Facebook-led deep learning Python package PyTorch is now available in version 1.5, though it’s a completely new tool that gets all the attention with this release: model serving library TorchServe.

The TorchServe repository introduces the Facebook/AWS collaboration as a “flexible and easy to use tool for serving PyTorch models”, which is something very much needed as companies struggle to actually incorporate their machine learning models into a useful context. However, it isn’t the first project on this;  Cortex and Triton, for example, have been around for a while already.

Joe Spisak, PyTorch product manager at Facebook, explained the decision to start something altogether new with a “central need by the community for a canonical PyTorch serving solution. Even as we pointed people to these projects, people kept asking us if there was something that was ‘PyTorch’ branded.” 

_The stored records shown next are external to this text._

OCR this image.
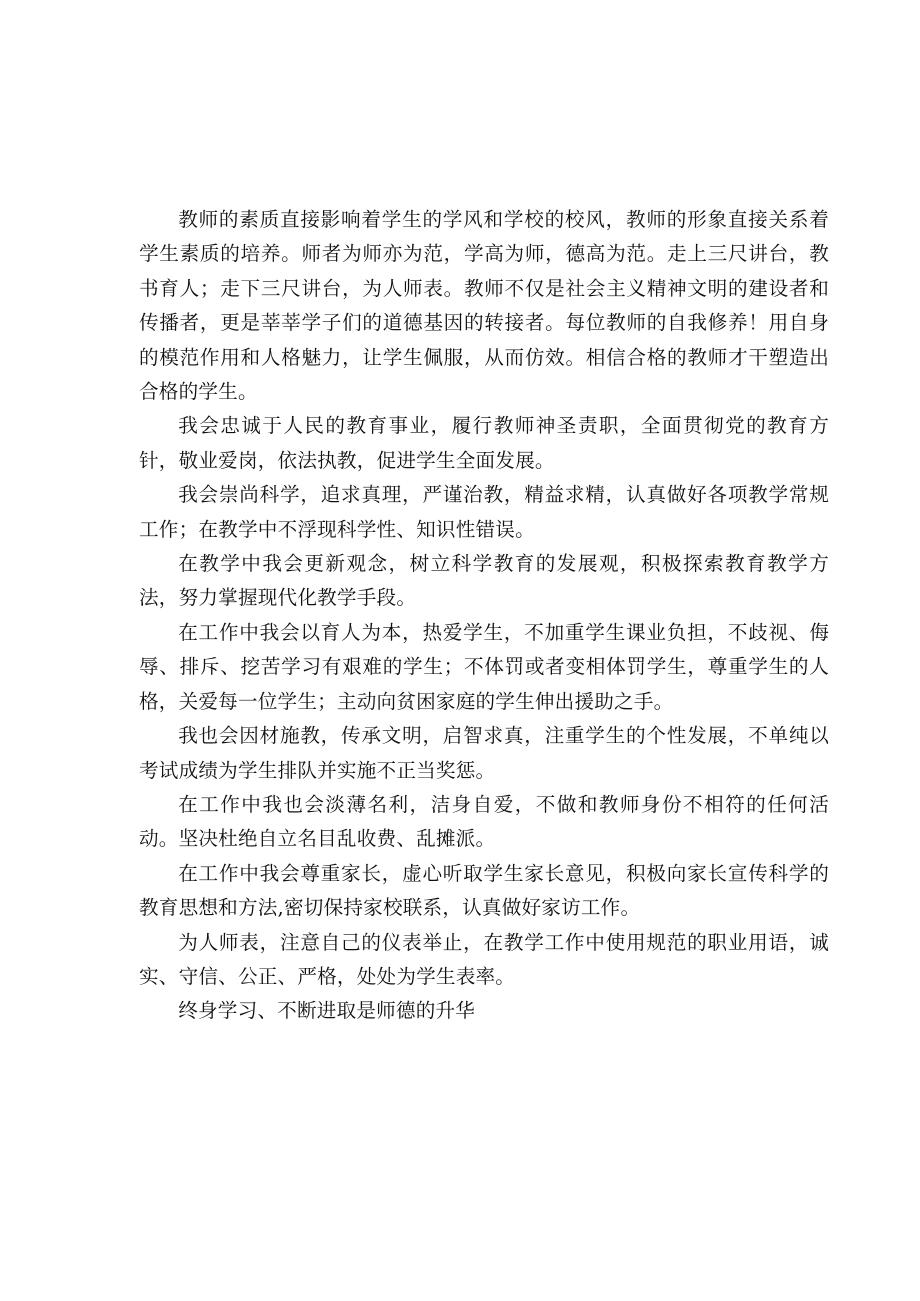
教师的素质直接影响着学生的学风和学校的校风，教师的形象直接关系着学生素质的培养。师者为师亦为范，学高为师，德高为范。走上三尺讲台，教书育人；走下三尺讲台，为人师表。教师不仅是社会主义精神文明的建设者和传播者，更是莘莘学子们的道德基因的转接者。每位教师的自我修养！用自身的模范作用和人格魅力，让学生佩服，从而仿效。相信合格的教师才干塑造出合格的学生。

我会忠诚于人民的教育事业，履行教师神圣责职，全面贯彻党的教育方针，敬业爱岗，依法执教，促进学生全面发展。

我会崇尚科学，追求真理，严谨治教，精益求精，认真做好各项教学常规工作；在教学中不浮现科学性、知识性错误。

在教学中我会更新观念，树立科学教育的发展观，积极探索教育教学方法，努力掌握现代化教学手段。

在工作中我会以育人为本，热爱学生，不加重学生课业负担，不歧视、侮辱、排斥、挖苦学习有艰难的学生；不体罚或者变相体罚学生，尊重学生的人格，关爱每一位学生；主动向贫困家庭的学生伸出援助之手。

我也会因材施教，传承文明，启智求真，注重学生的个性发展，不单纯以考试成绩为学生排队并实施不正当奖惩。

在工作中我也会淡薄名利，洁身自爱，不做和教师身份不相符的任何活动。坚决杜绝自立名目乱收费、乱摊派。

在工作中我会尊重家长，虚心听取学生家长意见，积极向家长宣传科学的教育思想和方法,密切保持家校联系，认真做好家访工作。

为人师表，注意自己的仪表举止，在教学工作中使用规范的职业用语，诚实、守信、公正、严格，处处为学生表率。

终身学习、不断进取是师德的升华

“This frequent ask comes from the need for commitment to support and de-risking around things such as model deployment, which are often production needs (and lack of support would mean serious business risk),” he continued. 

According to a PyTorch feature request, the new project is meant to tackle community pain points such as the large amount of knowledge needed to build a web serving component for hosting models or to customise a model server, and no easy way of adding custom pre- and post-processing for currently in service models.

It comes with a low latency prediction API and default handlers for tasks like object detection and text classification, and offers features useful for production scenarios such as RESTful endpoints for application integration, multi-model serving, and versioning for A/B testing.

Asked why PyTorch worked with AWS on this, Spisak wrote: “PyTorch has always been community-driven with code ownership represented by independent developers, large cloud providers and many others. If you look across the AI community, a large number of researchers and enterprise-users are building their models on AWS and looking to productionize their AI on the leading cloud.” 

It also isn’t the first time the two have cooperated, since they for example worked on the open machine learning model representation ONNX together. However, “the expectation [is] that, much like PyTorch, contributors and code ownership will diversify over time as a community forms around it,” Spisak was quick to add.

Those who want to take TorchServe for a quick spin can do so via the official Docker image, however there are also pip and Conda packages available.

As for the PyTorch 1.5 release, C++ devs will be pleased to hear that the C++ frontend API has finally become stable, meaning that it behaves like its Python counterparts. The release also includes an easier way to use multi-dimensional indexing on tensors via the tensor.index({Slice(), 0, “…”, mask}) function, which the PyTorch team hopes to be less error-prone than the original workaround.

Users who always wanted to expose custom C++ classes and its methods to the TorchScript type system and the Python runtime to manipulate C++ objects with either language, can do so now through a still experimental CustomClassHolder API. “Prior to this release one could do this,” Spisak clarifies, “but it required a complex and non-linear path to get there. In this release, we’ve essentially replicated pybind11’s functionality for binding custom types in a way that creates a TorchScript type that can be called from TorchScript code.”

Meanwhile a preview of a new “channels last” memory format is meant to let computer vision aficionados use speedier algorithms and hardware and offer ways to switch between memory layouts. Spisak explains the feature as “an alternative way of ordering NCHW (N = batch, C = channels, H = height, W = Width) tensors in memory to put C, or the channel component, last.” 

This is helpful because it “allows PyTorch tensors to be laid out in memory such that they align with backend libraries like QNNPACK and with hardware like Nvidia’s Tensor Cores. We started with mainly support for common CNNs like ResNets but will expand coverage in subsequent releases to make this a more general feature.” If this is the beginning of more CV extras making their way into the library remains to be seen, but it’s an interesting development for sure.

Other new additions include high level autograd APIs for easy computations of hessians, jacobians and the like, as well as a new package called torch_xla, which uses an alternative compiler to make computations on Google Cloud TPUs and the respective pods faster. Also, support for ONNX has been improved, allowing the export of models larger than 2GB and the use of ten additional operators.

More details about the release and a long list of known issues can be found in the project’s repository.